Many who attended Thursday night’s meeting criticized the school administration for not expelling the two students after they were arrested.
Officials said the students were included in the yearbook because they were still receiving educational services from the district in prison.
The school’s attorney, Gordon Graham of Salem, said the students are required by law to have due process before being expelled.
Wendy Hunt of Amherst, who said she is a former prosecutor and lawyer from Florida, disagreed with Graham.
“Statutes can be interpreted differently, that’s why there’s lawsuits,” Hunt said. “I would have said, ‘Let’s expel them. Let them sue us.’”
The 90-minute yearbook discussion ended on a sour note after a heated exchange between Mont Vernon resident Angela McLaughlin and school board member Jeanne Ludt. McLaughlin criticized Principal Jim Bosman for knowing Marks and Glover would be included in the yearbook months in advance. Jennings knew about the decision to include the pictures one week before the books were printed.
“You’re making comments on things you don’t know anything about,” Ludt said to McLaughlin.
Ludt’s comment prompted an outcry from the audience, with one woman saying, “That’s insulting.”
A man called Ludt, “Holier than thou.”
Shortly after the comments, Coughlan yelled at a man who was talking out of turn and called a recess without making a motion to do so.
Jennings did not address calls for her resignation during the meeting and refused to comment to a New Hampshire Union Leader reporter afterward.
The meeting began with Amherst resident Greg Earley asking Jennings to resign, saying the school’s decision to allow the yearbook pictures was an over-the-top example of political correctness.

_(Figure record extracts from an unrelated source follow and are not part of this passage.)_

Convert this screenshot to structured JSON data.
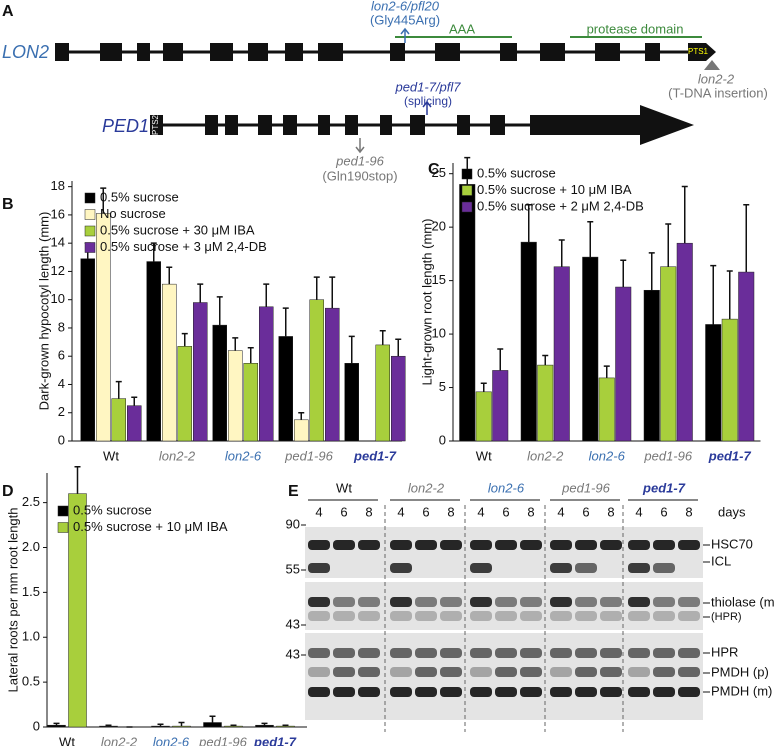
{
  "panel_A": {
    "letter": "A",
    "genes": [
      {
        "name": "LON2",
        "signal": "PTS1"
      },
      {
        "name": "PED1",
        "signal": "PTS2"
      }
    ],
    "domains": [
      "AAA",
      "protease domain"
    ],
    "mutations": [
      {
        "allele": "lon2-6/pfl20",
        "change": "(Gly445Arg)"
      },
      {
        "allele": "lon2-2",
        "change": "(T-DNA insertion)"
      },
      {
        "allele": "ped1-7/pfl7",
        "change": "(splicing)"
      },
      {
        "allele": "ped1-96",
        "change": "(Gln190stop)"
      }
    ]
  },
  "chart_data": [
    {
      "letter": "B",
      "type": "bar",
      "ylabel": "Dark-grown hypocotyl length (mm)",
      "categories": [
        "Wt",
        "lon2-2",
        "lon2-6",
        "ped1-96",
        "ped1-7"
      ],
      "category_colors": [
        "#111111",
        "#777777",
        "#3a6fb0",
        "#777777",
        "#2a3a9a"
      ],
      "series": [
        {
          "name": "0.5% sucrose",
          "color": "#000000",
          "values": [
            12.9,
            12.7,
            8.2,
            7.4,
            5.5
          ],
          "errors": [
            1.1,
            1.3,
            2.0,
            2.0,
            1.9
          ]
        },
        {
          "name": "No sucrose",
          "color": "#fff6c2",
          "values": [
            16.1,
            11.1,
            6.4,
            1.5,
            null
          ],
          "errors": [
            1.8,
            1.2,
            0.9,
            0.5,
            null
          ]
        },
        {
          "name": "0.5% sucrose + 30 μM IBA",
          "color": "#a8cf3c",
          "values": [
            3.0,
            6.7,
            5.5,
            10.0,
            6.8
          ],
          "errors": [
            1.2,
            0.9,
            1.1,
            1.6,
            1.0
          ]
        },
        {
          "name": "0.5% sucrose + 3 μM 2,4-DB",
          "color": "#6a2d9a",
          "values": [
            2.5,
            9.8,
            9.5,
            9.4,
            6.0
          ],
          "errors": [
            0.6,
            1.3,
            1.6,
            2.2,
            1.2
          ]
        }
      ],
      "ylim": [
        0,
        18.4
      ],
      "yticks": [
        0,
        2,
        4,
        6,
        8,
        10,
        12,
        14,
        16,
        18
      ]
    },
    {
      "letter": "C",
      "type": "bar",
      "ylabel": "Light-grown root length (mm)",
      "categories": [
        "Wt",
        "lon2-2",
        "lon2-6",
        "ped1-96",
        "ped1-7"
      ],
      "category_colors": [
        "#111111",
        "#777777",
        "#3a6fb0",
        "#777777",
        "#2a3a9a"
      ],
      "series": [
        {
          "name": "0.5% sucrose",
          "color": "#000000",
          "values": [
            24.0,
            18.6,
            17.2,
            14.1,
            10.9
          ],
          "errors": [
            2.5,
            3.5,
            3.3,
            3.5,
            5.5
          ]
        },
        {
          "name": "0.5% sucrose + 10 μM IBA",
          "color": "#a8cf3c",
          "values": [
            4.6,
            7.1,
            5.9,
            16.3,
            11.4
          ],
          "errors": [
            0.8,
            0.9,
            1.1,
            4.0,
            4.5
          ]
        },
        {
          "name": "0.5% sucrose + 2 μM 2,4-DB",
          "color": "#6a2d9a",
          "values": [
            6.6,
            16.3,
            14.4,
            18.5,
            15.8
          ],
          "errors": [
            2.0,
            2.5,
            2.5,
            5.3,
            6.3
          ]
        }
      ],
      "ylim": [
        0,
        26
      ],
      "yticks": [
        0,
        5,
        10,
        15,
        20,
        25
      ]
    },
    {
      "letter": "D",
      "type": "bar",
      "ylabel": "Lateral roots per mm root length",
      "categories": [
        "Wt",
        "lon2-2",
        "lon2-6",
        "ped1-96",
        "ped1-7"
      ],
      "category_colors": [
        "#111111",
        "#777777",
        "#3a6fb0",
        "#777777",
        "#2a3a9a"
      ],
      "series": [
        {
          "name": "0.5% sucrose",
          "color": "#000000",
          "values": [
            0.02,
            0.01,
            0.01,
            0.05,
            0.02
          ],
          "errors": [
            0.02,
            0.01,
            0.02,
            0.07,
            0.02
          ]
        },
        {
          "name": "0.5% sucrose + 10 μM IBA",
          "color": "#a8cf3c",
          "values": [
            2.6,
            0.0,
            0.01,
            0.01,
            0.01
          ],
          "errors": [
            0.3,
            0.0,
            0.04,
            0.01,
            0.01
          ]
        }
      ],
      "ylim": [
        0,
        2.83
      ],
      "yticks": [
        0,
        0.5,
        {
          "value": 1,
          "label": "1.0"
        },
        1.5,
        {
          "value": 2,
          "label": "2.0"
        },
        2.5
      ]
    }
  ],
  "panel_E": {
    "letter": "E",
    "genotypes": [
      "Wt",
      "lon2-2",
      "lon2-6",
      "ped1-96",
      "ped1-7"
    ],
    "days_label": "days",
    "days": [
      4,
      6,
      8
    ],
    "markers": [
      90,
      55,
      43,
      43
    ],
    "bands": [
      "HSC70",
      "ICL",
      "thiolase (m)",
      "(HPR)",
      "HPR",
      "PMDH (p)",
      "PMDH (m)"
    ]
  }
}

“This is Amherst, New Hampshire. We’re not Amherst, Massachusetts,” Earley said. “We don’t harbor terrorists… or harbor murderers. We run a different set of rules here.”
“You decided to discuss (the yearbook issue) with the parents of the students. We didn’t discuss it with the parents of the girl who watched her mother get killed,” Peter Rowe of Amherst said. “I cannot vote Mary Jennings out of office, but I can vote this board out of office.”
Amily Moore of Amherst also called on Jennings to resign and handed out copies of a petition asking for Jennings’ resignation.
“I’m standing here in awe,” Moore said. “When people make bad decisions, there are consequences, and I don’t see any.”
“One of the things that’s disturbed me was the example you set for the young people of this community,” Neil Suice of Amherst said to the board. “The administration was trying to cover their behinds.”
“I think your sticker idea is pretty lame,” Suice added. “I’d like to see my taxpayer (money) re-print a yearbook. If that causes a budget problem for you, that’s fine.”